When informed about the Clipper Chip, 80% said they opposed it."
- Philip Elmer-Dewitt, "Who Should Keep the Keys", _TIME_, Mar. 14 1994
[note: these statistics have since been called into question. Even so,
they are unlikely to be off by very MUCH...]
"Many thanks to those of you who flamed the PC [Progressive Conservative
party] pranksters. I know when I went online that I would have to deal
with fake posts and related chaff. That's the price of being on the Net.
I'm not about to delete my account.
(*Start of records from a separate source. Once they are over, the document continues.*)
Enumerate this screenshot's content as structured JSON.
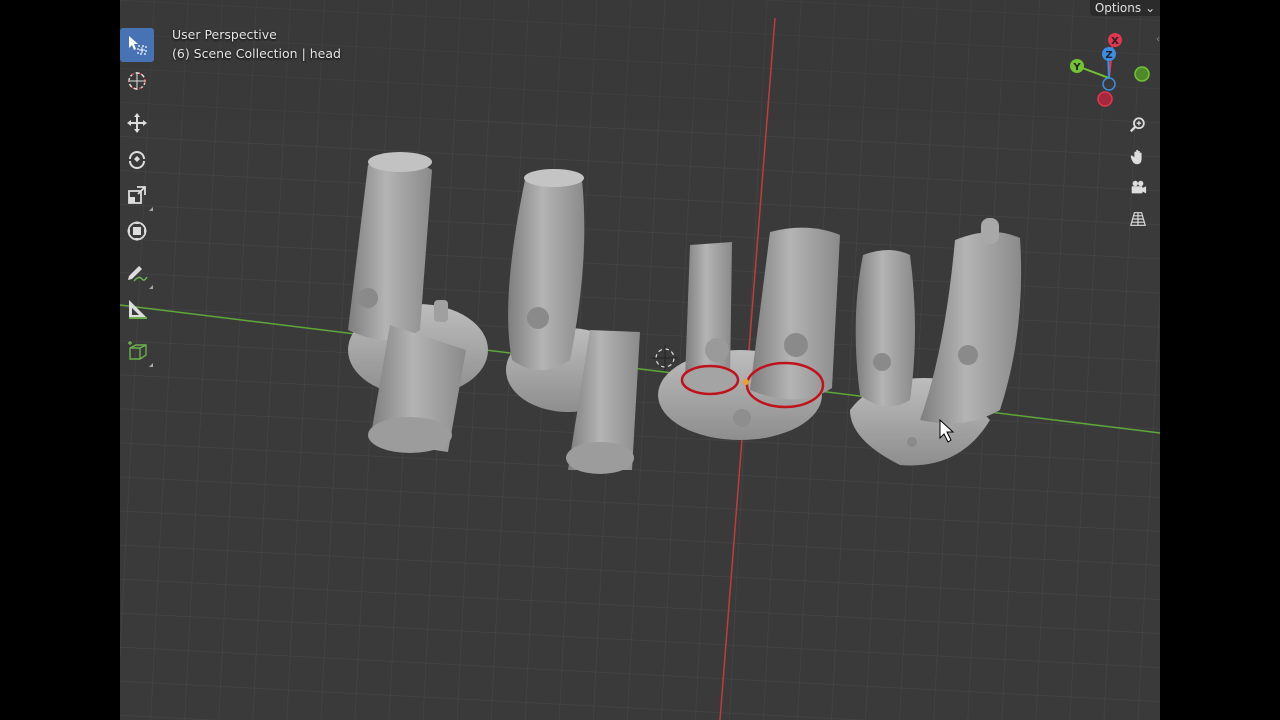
{
  "viewport": {
    "view_name": "User Perspective",
    "collection_info": "(6) Scene Collection | head",
    "options_label": "Options"
  },
  "gizmo": {
    "x_label": "X",
    "y_label": "Y",
    "z_label": "Z",
    "colors": {
      "x": "#e0364f",
      "y": "#73c335",
      "z": "#3b8ee3"
    }
  },
  "toolbar": {
    "tools": [
      "select-box",
      "cursor",
      "move",
      "rotate",
      "scale",
      "transform",
      "annotate",
      "measure",
      "add-cube"
    ],
    "active": "select-box"
  },
  "navigation": [
    "zoom",
    "pan",
    "camera",
    "ortho-toggle"
  ],
  "colors": {
    "viewport_bg": "#3a3a3a",
    "grid": "#474747",
    "x_axis": "#c0392b",
    "y_axis": "#6ab04c",
    "model": "#a4a4a4",
    "selection": "#c0121b",
    "active_tool": "#4772b3"
  }
}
I still want to hear from people with
*real* concerns and *real* suggestions".
- Robert Rae, Premier of Ontario, Canada, in a post to the Usenet newsgroup
ont.general, thanking supporters for verbally attacking PC party leader
Mike Harris, who referred to an obviously forged message from a fake Bob
Rae as an embarassing "security violation" and the forgers themselves.
From a K.K. Campbell article in _eye_Weekly_. [If major figures of
government are encouraging flaming, netiquette still has a long way to
go...]
"Time makes more converts than reason."
- Thomas Paine
"A Gallup poll reveals nearly 85% of Canadians worry the info-highway
will be a threat to their privacy, but 54.9% are still willing
to pay up to $15 monthly to be hooked into it. The info-highway
received a 54% recognition rating, a figure described as "astounding"
by Anderson Consulting, which sponsored the survey. 58.7% were
interested in educational services, but only 21.3% in home shopping
and 16.4% in calling up video games."
- _Toronto_Globe_&_Mail_, "Snoopophobia Haunts Info-Highway" May 3, 1994
"Maybe we need a tax credit for the poorest Americans to buy a laptop. Now,
maybe that's wrong, maybe that's expensive, maybe we can't do it, but I'll
tell you, any signal that we can send to the poorest Americans that says,
'We're going into a 21st century, third-wave information age, and so are
you, and we want to carry you with us.'"
- Rep. Newt Gingrich, Speaker of the House of Representatives addressing
the House Ways and Means Committee, Jan. 1995. [From _New_York_Times_,
Jan. 5, 1995, excerpted in _Edupage_, Jan. 8, 1995.]
"Relying on the government to protect your privacy is like asking a peeping
tom to install your window blinds."
- John Perry Barlow, EFF co-founder, _Decrypting_the_Puzzle_Palace_
"Only through intelligent utilization of interactive multimedia technology
can we make higher education simultaneously more productive and more
efficient."
- Bernard Gifford, software entrepreneur, quoted in _Educom_Review_, Nov./
Dec., 1994
"California legislators consider 10 to 15 letters and faxes to be a
*strong* showing of support for a bill (in a state of 31-million population!)"
- Jim Warren, _GovAccess_ Internet newsletter, 08/04/94
"It is almost impossible for anyone outside this damn beltway to really
understand how the Congress works. If you aren't here, walking the halls
of Congress, sitting at bars and attending parties where you get to knock
back some brews with Hill staffers, you don't have a handle on the
almost numbing amount of bullshit that goes on."
- _CWD_ and _Comm_Daily_ journalist Brock Meeks, post to com-priv mailing
list forum, 10/22/94
"'If you want me to tell you that our money buys us a vote on a particular
bill at a particular time, I say: `Fuck You,` it doesn't,' according to a
prominent lobbyist for one of the regional telephone companies.
"'However, if you ask me, `Do we get better access because of a couple of
$1,000 checks?` I'll guarantee you that two grand gets us in the door and
gets our telephone calls returned before Joe Blow from the home office,' he
said. 'And it sure as hell gets our calls returned before yours.'"
- Brock Meeks, _CyberWire_Dispatch_, 2nd issue of 11/08/94
"There are at least four big barriers to the NII. One is outdated and
compartmentalized regulations governing telecommunication, cable
broadcasting, and information industries. Another is legal issues
concerning copyright, intellectual property, and security. The third is
standards and the interoperability of the various NII technologies. And the
last is the development of new structures for commerce and business
activities on the NII, including billing and payment for services
rendered,"
- president of WilTel, Inc., as reported in _Telecommunications_, Nov.
1994, p. 29
"It's amazing where capitalism has boomed in the last couple of years.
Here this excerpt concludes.